The Many Famous Theft:
The most popular story of art theft involves among the most famous paintings on the planet and among the most popular artists in history as a suspect. In the night of August 21, 1911, the Mona Lisa was stolen out of the Louver. Not long after, Pablo Picasso was jailed and questioned by the police, however was released quickly.

It turned out that the 30 × 21 inch painting was taken by one of the museum workers by the name of Vincenzo Peruggia, who just brought it concealed under his coat. The crime was carefully performed by a well-known con guy, Eduardo de Valfierno, who was sent out by an art faker who planned to make copies and offer them as if they were the initial painting.

While Yves Chaudron, the art faker, was busy producing copies for the popular work of art, Mona Lisa was still concealed at Peruggias apartment. After two years in which Peruggia did not hear from Chaudron, he attempted to make the finest from his stolen excellent. Eventually, Peruggia was caught by the cops while attempting to sell the painting to an art dealership from Florence, Italy. The Mona Lisa was returned to the Louver in 1913.

The Biggest Theft in the USA:
The most significant art theft in United States occurred at the Isabella Stewart Gardner Museum. On https://www.whitepages.com/name/Kurt-Criter/Denver-CO the night of March 18, 1990, a group of burglars using authorities uniforms broke into the museum and took thirteen paintings whose cumulative value was approximated at around 300 million dollars. The thieves took 2 paintings and one print by Rembrandt, and works of Vermeer, Manet, Degas, Govaert Flinck, as well as a French and a Chinese artifact.

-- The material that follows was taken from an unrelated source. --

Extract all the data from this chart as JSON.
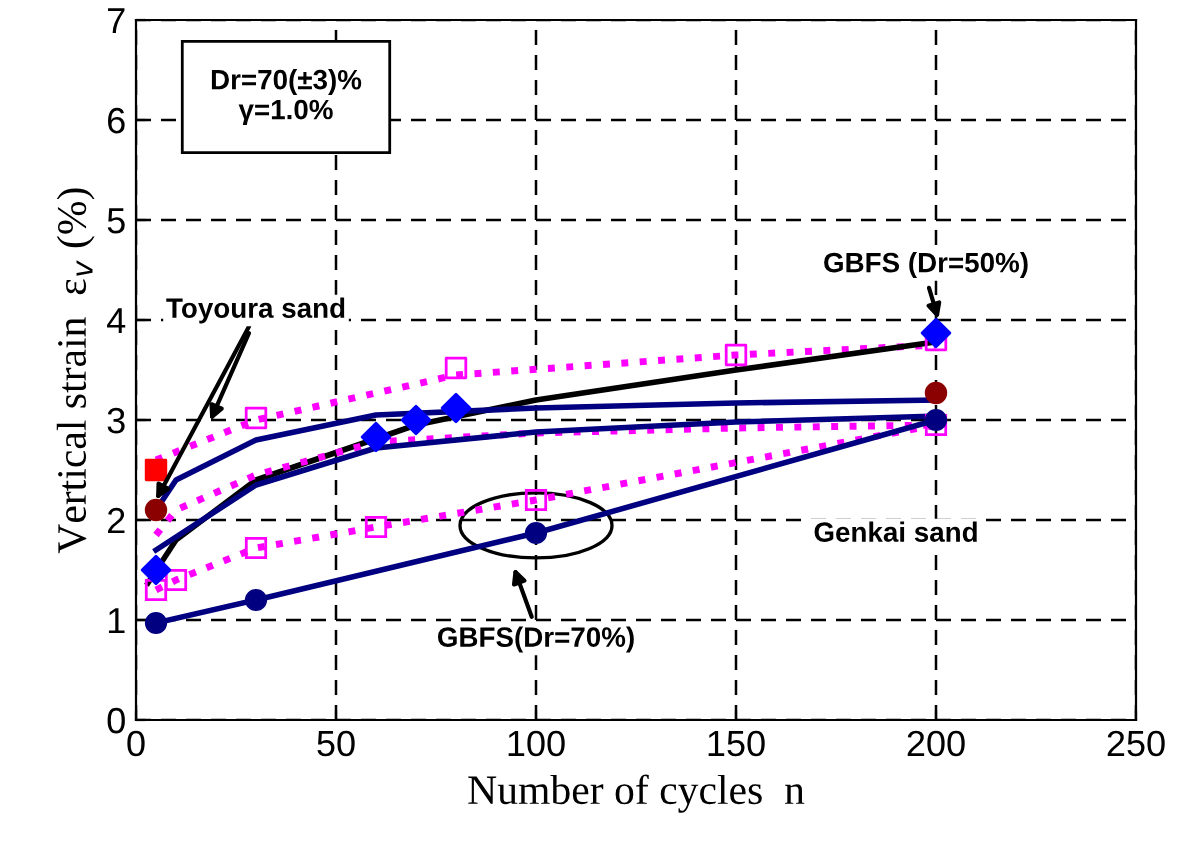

Since yet, none of the paintings have actually been found and the case is still unsolved. Inning accordance with current reports, the FBI are investigating the possibility that the Boston Mob in addition to French art dealers are connected to the crime.

The Scream:
The painting by Edvard Munchs, The Scream, is most likely the most demanded https://www.yelp.com/biz/kurt-criter-denver-2 painting by art thieves in history. It has actually been stolen twice and was only just recently recovered. In 1994, throughout the Winter Olympics in Lillehammer, Norway, The Scream was taken from an Oslo gallery by two thieves who broke through an open window, triggered the alarm and left a note saying: thanks for the poor security.

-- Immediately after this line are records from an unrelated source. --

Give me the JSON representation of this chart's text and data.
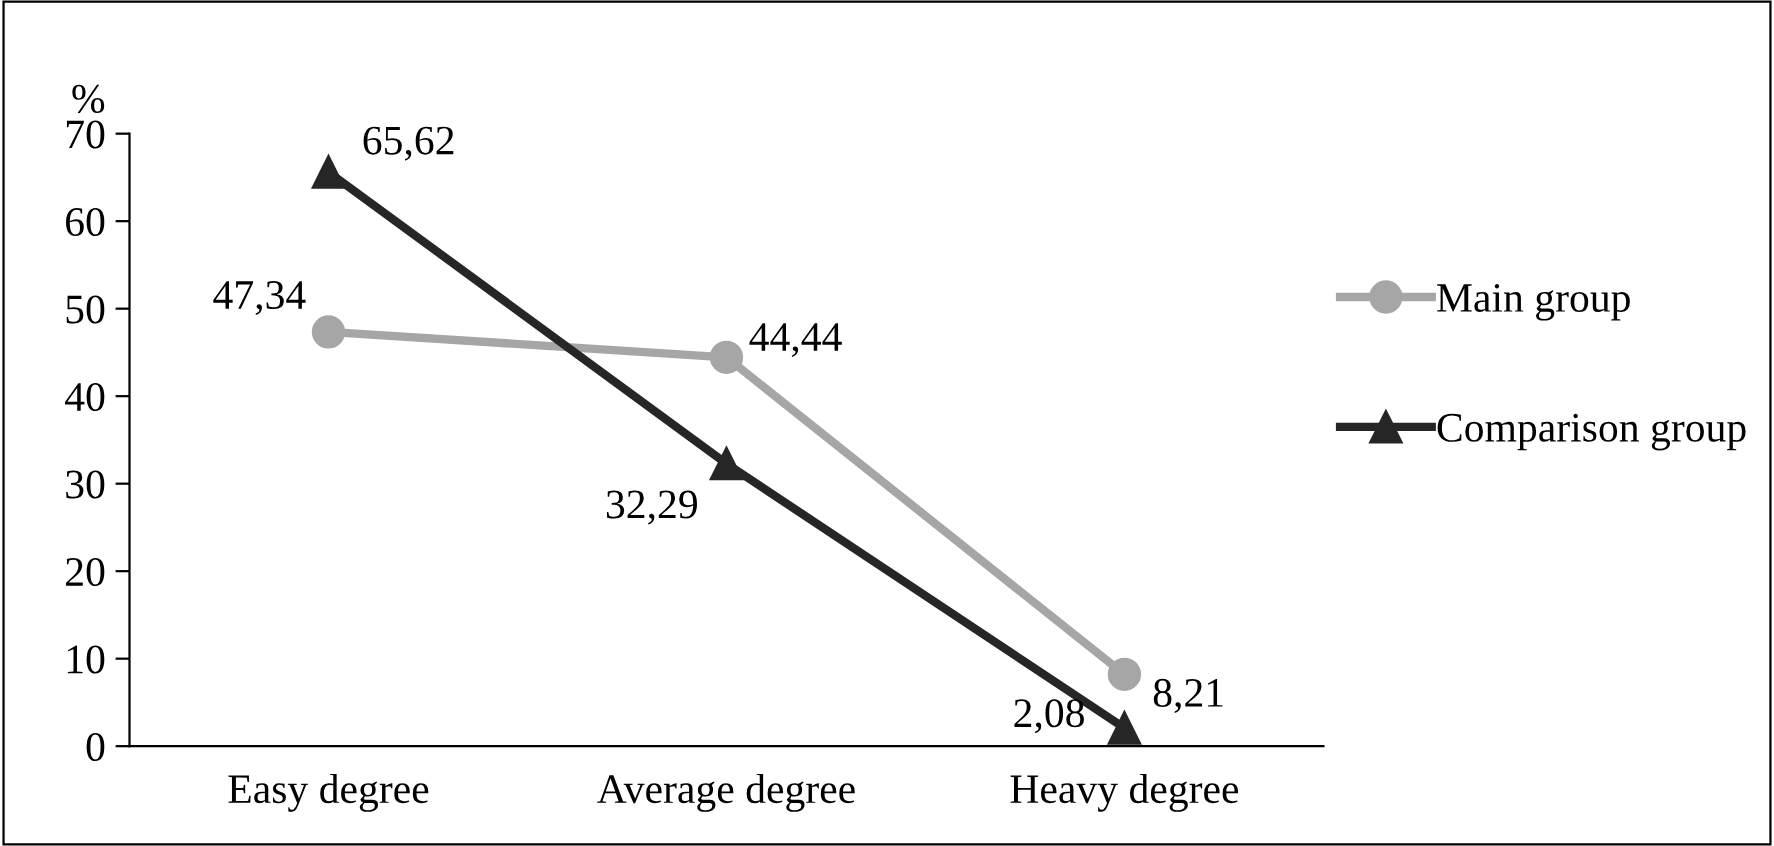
{
  "chart_data": {
    "type": "line",
    "ylabel": "%",
    "categories": [
      "Easy degree",
      "Average degree",
      "Heavy degree"
    ],
    "series": [
      {
        "name": "Main group",
        "color": "#a6a6a6",
        "marker": "circle",
        "values": [
          47.34,
          44.44,
          8.21
        ],
        "value_labels": [
          "47,34",
          "44,44",
          "8,21"
        ]
      },
      {
        "name": "Comparison group",
        "color": "#262626",
        "marker": "triangle",
        "values": [
          65.62,
          32.29,
          2.08
        ],
        "value_labels": [
          "65,62",
          "32,29",
          "2,08"
        ]
      }
    ],
    "ylim": [
      0,
      70
    ],
    "yticks": [
      0,
      10,
      20,
      30,
      40,
      50,
      60,
      70
    ],
    "grid": false,
    "legend": "right",
    "line_style": "solid"
  }
}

3 months later, the holders of the painting approached the Norwegian Government with an deal: 1 million dollars ransom for Edvard Munchs The Scream. The Government turned down the offer, but the Norwegian authorities teamed up with the British Police and the Getty Museum to arrange a sting operation that brought back the painting to where it belongs.

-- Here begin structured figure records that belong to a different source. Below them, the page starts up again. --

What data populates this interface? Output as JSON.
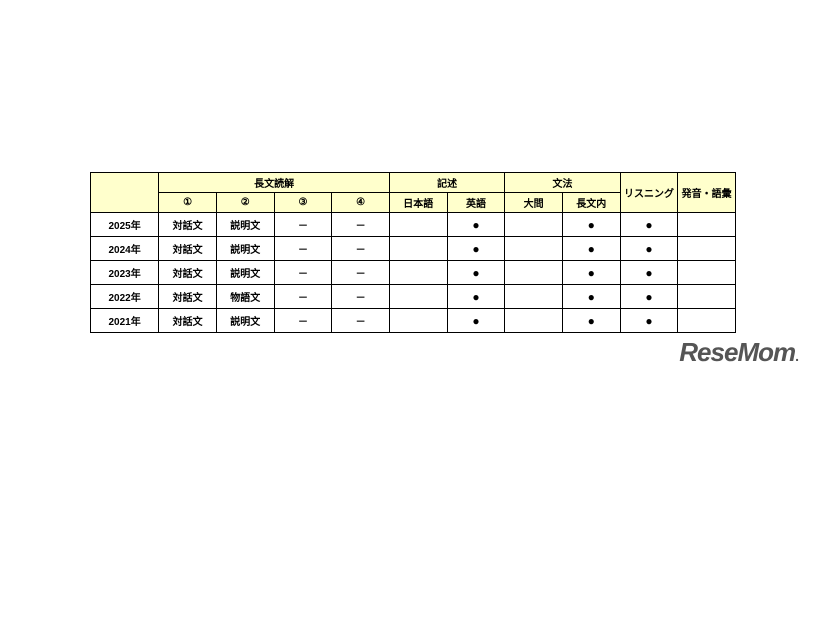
{
  "table": {
    "header_bg": "#ffffcc",
    "border_color": "#000000",
    "group_headers": {
      "reading": "長文読解",
      "writing": "記述",
      "grammar": "文法",
      "listening": "リスニング",
      "pronunciation": "発音・語彙"
    },
    "sub_headers": {
      "r1": "①",
      "r2": "②",
      "r3": "③",
      "r4": "④",
      "w1": "日本語",
      "w2": "英語",
      "g1": "大問",
      "g2": "長文内"
    },
    "rows": [
      {
        "year": "2025年",
        "r1": "対話文",
        "r2": "説明文",
        "r3": "－",
        "r4": "－",
        "w1": "",
        "w2": "●",
        "g1": "",
        "g2": "●",
        "listening": "●",
        "pron": ""
      },
      {
        "year": "2024年",
        "r1": "対話文",
        "r2": "説明文",
        "r3": "－",
        "r4": "－",
        "w1": "",
        "w2": "●",
        "g1": "",
        "g2": "●",
        "listening": "●",
        "pron": ""
      },
      {
        "year": "2023年",
        "r1": "対話文",
        "r2": "説明文",
        "r3": "－",
        "r4": "－",
        "w1": "",
        "w2": "●",
        "g1": "",
        "g2": "●",
        "listening": "●",
        "pron": ""
      },
      {
        "year": "2022年",
        "r1": "対話文",
        "r2": "物語文",
        "r3": "－",
        "r4": "－",
        "w1": "",
        "w2": "●",
        "g1": "",
        "g2": "●",
        "listening": "●",
        "pron": ""
      },
      {
        "year": "2021年",
        "r1": "対話文",
        "r2": "説明文",
        "r3": "－",
        "r4": "－",
        "w1": "",
        "w2": "●",
        "g1": "",
        "g2": "●",
        "listening": "●",
        "pron": ""
      }
    ]
  },
  "watermark": {
    "text_main": "ReseMom",
    "text_dot": "."
  }
}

While Museum authorities waiting for the burglars to demand ransom cash, rumors claimed that both paintings were burned to hide evidence. Eventually, the Norwegian cops discovered the 2 paintings on August 31, 2006 however the truths on how they were recovered are not known.


When you look at the some of the most popular cases of art thefts in history, you see completely prepared operations that involve art dealerships, art fakers, mobsters, ransoms, and millions of dollars. The most famous story of art theft includes one of the most popular paintings in the world and one of the most popular artists in history as a suspect. The crime was carefully conducted by a infamous con guy, Eduardo de Valfierno, who was sent out by an art faker who intended to make copies and sell them as if they were the initial painting.

Ultimately, Peruggia was captured by the police while attempting to offer the painting to an art dealer from Florence, Italy. The painting by Edvard Munchs, The Scream, is most likely the most looked for after painting by art thieves in history.